One of those who has been warning me of this for a long time is Paul Gilding, the Australian environmental business expert. He has a name for this moment — when both Mother Nature and Father Greed have hit the wall at once — “The Great Disruption.”

“We are taking a system operating past its capacity and driving it faster and harder,” he wrote me. “No matter how wonderful the system is, the laws of physics and biology still apply.” We must have growth, but we must grow in a different way. For starters, economies need to transition to the concept of net-zero, whereby buildings, cars, factories and homes are designed not only to generate as much energy as they use but to be infinitely recyclable in as many parts as possible. Let’s grow by creating flows rather than plundering more stocks.

Gilding says he’s actually an optimist. So am I. People are already using this economic slowdown to retool and reorient economies. Germany, Britain, China and the U.S. have all used stimulus bills to make huge new investments in clean power. South Korea’s new national paradigm for development is called: “Low carbon, green growth.” Who knew? People are realizing we need more than incremental changes — and we’re seeing the first stirrings of growth in smarter, more efficient, more responsible ways.

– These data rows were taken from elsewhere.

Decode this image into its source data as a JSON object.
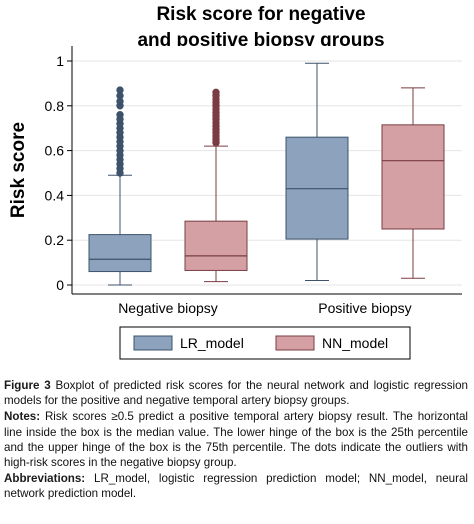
{
  "chart_data": {
    "type": "boxplot",
    "title_lines": [
      "Risk score for negative",
      "and positive biopsy groups"
    ],
    "xlabel": "",
    "ylabel": "Risk score",
    "ylim": [
      0,
      1
    ],
    "y_ticks": [
      {
        "value": 0,
        "label": "0"
      },
      {
        "value": 0.2,
        "label": "0.2"
      },
      {
        "value": 0.4,
        "label": "0.4"
      },
      {
        "value": 0.6,
        "label": "0.6"
      },
      {
        "value": 0.8,
        "label": "0.8"
      },
      {
        "value": 1,
        "label": "1"
      }
    ],
    "grid": true,
    "legend_position": "bottom",
    "categories": [
      "Negative biopsy",
      "Positive biopsy"
    ],
    "series": [
      {
        "name": "LR_model",
        "color": "#8da3bd",
        "edge": "#3c536b",
        "boxes": [
          {
            "whisker_low": 0.0,
            "q1": 0.06,
            "median": 0.115,
            "q3": 0.225,
            "whisker_high": 0.49,
            "outliers": [
              0.5,
              0.52,
              0.54,
              0.56,
              0.58,
              0.6,
              0.62,
              0.64,
              0.66,
              0.68,
              0.7,
              0.72,
              0.74,
              0.76,
              0.8,
              0.82,
              0.845,
              0.87
            ]
          },
          {
            "whisker_low": 0.02,
            "q1": 0.205,
            "median": 0.43,
            "q3": 0.66,
            "whisker_high": 0.99,
            "outliers": []
          }
        ]
      },
      {
        "name": "NN_model",
        "color": "#d4a0a4",
        "edge": "#7a3c42",
        "boxes": [
          {
            "whisker_low": 0.015,
            "q1": 0.065,
            "median": 0.13,
            "q3": 0.285,
            "whisker_high": 0.62,
            "outliers": [
              0.635,
              0.65,
              0.665,
              0.68,
              0.695,
              0.71,
              0.725,
              0.74,
              0.755,
              0.77,
              0.785,
              0.8,
              0.815,
              0.83,
              0.845,
              0.86
            ]
          },
          {
            "whisker_low": 0.03,
            "q1": 0.25,
            "median": 0.555,
            "q3": 0.715,
            "whisker_high": 0.88,
            "outliers": []
          }
        ]
      }
    ]
  },
  "caption": {
    "figure_label": "Figure 3",
    "figure_text": "Boxplot of predicted risk scores for the neural network and logistic regression models for the positive and negative temporal artery biopsy groups.",
    "notes_label": "Notes:",
    "notes_text": "Risk scores ≥0.5 predict a positive temporal artery biopsy result. The horizontal line inside the box is the median value. The lower hinge of the box is the 25th percentile and the upper hinge of the box is the 75th percentile. The dots indicate the outliers with high-risk scores in the negative biopsy group.",
    "abbreviations_label": "Abbreviations:",
    "abbreviations_text": "LR_model, logistic regression prediction model; NN_model, neural network prediction model."
  }
}
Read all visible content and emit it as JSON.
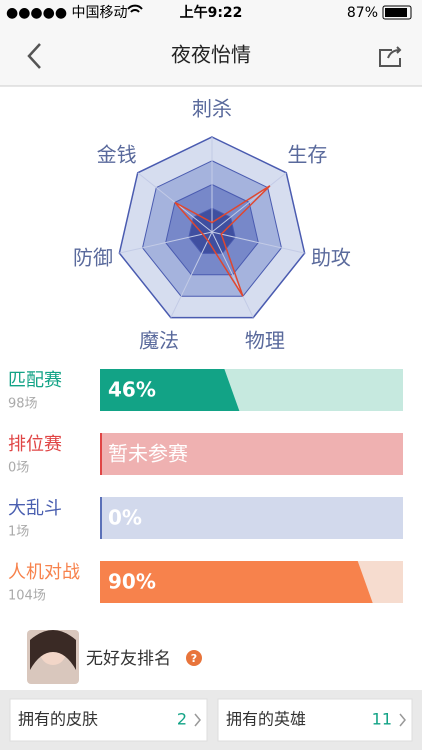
{
  "status_bar": {
    "carrier": "●●●●● 中国移动",
    "time": "上午9:22",
    "battery": "87%"
  },
  "nav": {
    "title": "夜夜怡情"
  },
  "radar": {
    "type": "radar",
    "axes": [
      "刺杀",
      "生存",
      "助攻",
      "物理",
      "魔法",
      "防御",
      "金钱"
    ],
    "values": [
      10,
      78,
      10,
      75,
      10,
      10,
      50
    ],
    "rlim": [
      0,
      100
    ],
    "rticks": [
      25,
      50,
      75,
      100
    ],
    "ring_colors": [
      "#3f4fa0",
      "#7788c9",
      "#a5b3dd",
      "#d6ddef"
    ],
    "line_color": "#e0472f"
  },
  "modes": [
    {
      "name": "匹配赛",
      "games": "98场",
      "value": 46,
      "value_label": "46%",
      "color": "#12a386",
      "track_color": "#c6e9df",
      "name_color": "#12a386"
    },
    {
      "name": "排位赛",
      "games": "0场",
      "value": null,
      "value_label": "暂未参赛",
      "color": "#e04545",
      "track_color": "#efb1b1",
      "name_color": "#e04545"
    },
    {
      "name": "大乱斗",
      "games": "1场",
      "value": 0,
      "value_label": "0%",
      "color": "#5a70b8",
      "track_color": "#d2d9ec",
      "name_color": "#4a5fb0"
    },
    {
      "name": "人机对战",
      "games": "104场",
      "value": 90,
      "value_label": "90%",
      "color": "#f7824c",
      "track_color": "#f6dccf",
      "name_color": "#f7824c"
    }
  ],
  "vlim": [
    0,
    100
  ],
  "friend": {
    "text": "无好友排名"
  },
  "footer": [
    {
      "label": "拥有的皮肤",
      "count": "2"
    },
    {
      "label": "拥有的英雄",
      "count": "11"
    }
  ]
}
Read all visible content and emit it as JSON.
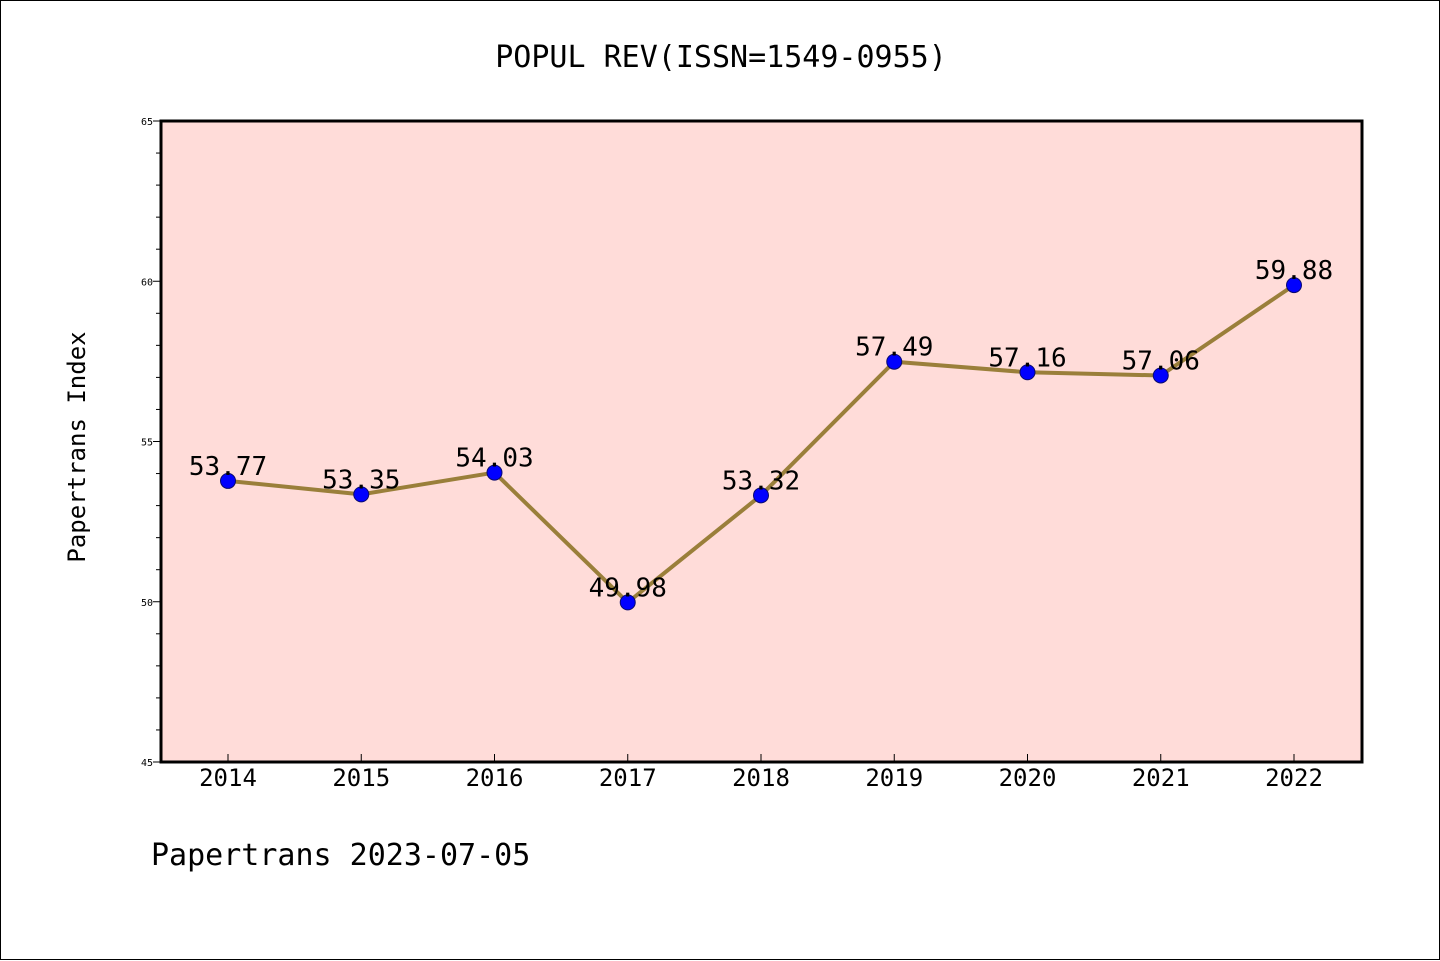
{
  "chart_data": {
    "type": "line",
    "title": "POPUL REV(ISSN=1549-0955)",
    "xlabel": "",
    "ylabel": "Papertrans Index",
    "footer": "Papertrans 2023-07-05",
    "categories": [
      "2014",
      "2015",
      "2016",
      "2017",
      "2018",
      "2019",
      "2020",
      "2021",
      "2022"
    ],
    "values": [
      53.77,
      53.35,
      54.03,
      49.98,
      53.32,
      57.49,
      57.16,
      57.06,
      59.88
    ],
    "data_labels": [
      "53.77",
      "53.35",
      "54.03",
      "49.98",
      "53.32",
      "57.49",
      "57.16",
      "57.06",
      "59.88"
    ],
    "ylim": [
      45,
      65
    ],
    "yticks": [
      "45",
      "50",
      "55",
      "60",
      "65"
    ],
    "grid": false,
    "colors": {
      "plot_background": "#ffdcd9",
      "line": "#9a7f3a",
      "marker": "#0000ff",
      "marker_edge": "#0a0a6e"
    }
  }
}
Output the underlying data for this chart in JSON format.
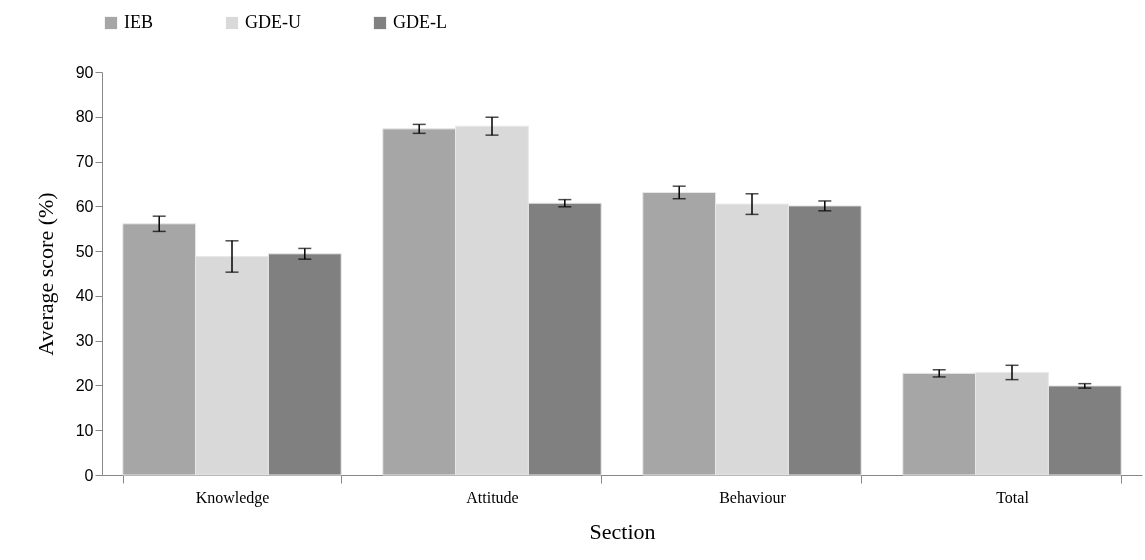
{
  "chart_data": {
    "type": "bar",
    "xlabel": "Section",
    "ylabel": "Average score (%)",
    "categories": [
      "Knowledge",
      "Attitude",
      "Behaviour",
      "Total"
    ],
    "series": [
      {
        "name": "IEB",
        "color": "#a6a6a6",
        "values": [
          56.1,
          77.3,
          63.1,
          22.7
        ],
        "errors": [
          1.7,
          1.0,
          1.4,
          0.8
        ]
      },
      {
        "name": "GDE-U",
        "color": "#d9d9d9",
        "values": [
          48.8,
          77.9,
          60.5,
          22.9
        ],
        "errors": [
          3.5,
          2.0,
          2.3,
          1.6
        ]
      },
      {
        "name": "GDE-L",
        "color": "#808080",
        "values": [
          49.4,
          60.7,
          60.1,
          19.9
        ],
        "errors": [
          1.2,
          0.8,
          1.1,
          0.5
        ]
      }
    ],
    "ylim": [
      0,
      90
    ],
    "yticks": [
      0,
      10,
      20,
      30,
      40,
      50,
      60,
      70,
      80,
      90
    ],
    "grid": false,
    "legend": "top"
  }
}
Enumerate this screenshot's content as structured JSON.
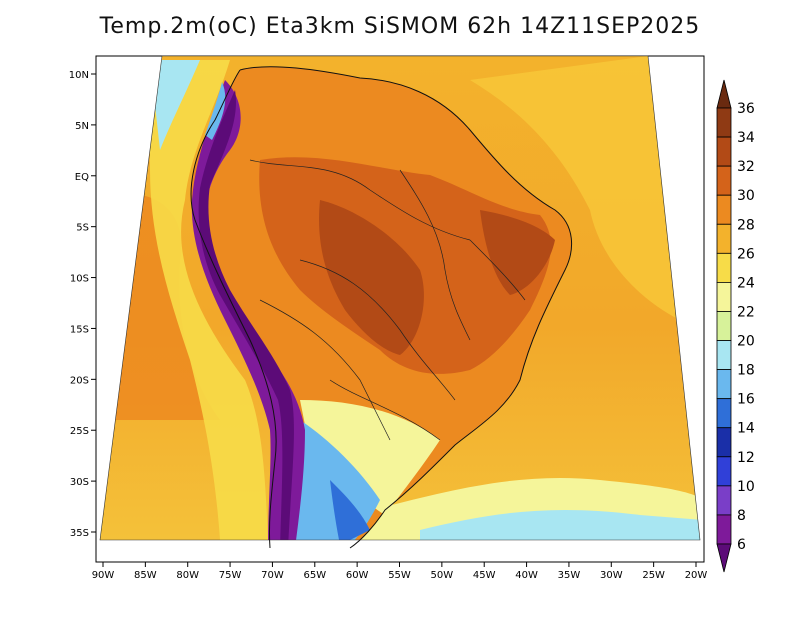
{
  "title": "Temp.2m(oC) Eta3km SiSMOM 62h 14Z11SEP2025",
  "map": {
    "lon_labels": [
      "90W",
      "85W",
      "80W",
      "75W",
      "70W",
      "65W",
      "60W",
      "55W",
      "50W",
      "45W",
      "40W",
      "35W",
      "30W",
      "25W",
      "20W"
    ],
    "lat_labels": [
      "10N",
      "5N",
      "EQ",
      "5S",
      "10S",
      "15S",
      "20S",
      "25S",
      "30S",
      "35S"
    ]
  },
  "colorbar": {
    "labels": [
      "36",
      "34",
      "32",
      "30",
      "28",
      "26",
      "24",
      "22",
      "20",
      "18",
      "16",
      "14",
      "12",
      "10",
      "8",
      "6"
    ],
    "colors": [
      "#6a2a10",
      "#8f3a14",
      "#b24a16",
      "#d4631a",
      "#ec8a20",
      "#f3b22c",
      "#f7dc48",
      "#f5f59a",
      "#d7f29a",
      "#a8e6f2",
      "#6ab8ee",
      "#2f6fd8",
      "#1a2fa8",
      "#3040d8",
      "#7a3ec8",
      "#7e1a9a",
      "#5c0b78"
    ]
  }
}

In the meantime, says Gilding, take notes: “When we look back, 2008 will be a momentous year in human history. Our children and grandchildren will ask us, ‘What was it like? What were you doing when it started to fall apart? What did you think? What did you do?’ ” Often in the middle of something momentous, we can’t see its significance. But for me there is no doubt: 2008 will be the marker — the year when ‘The Great Disruption’ began.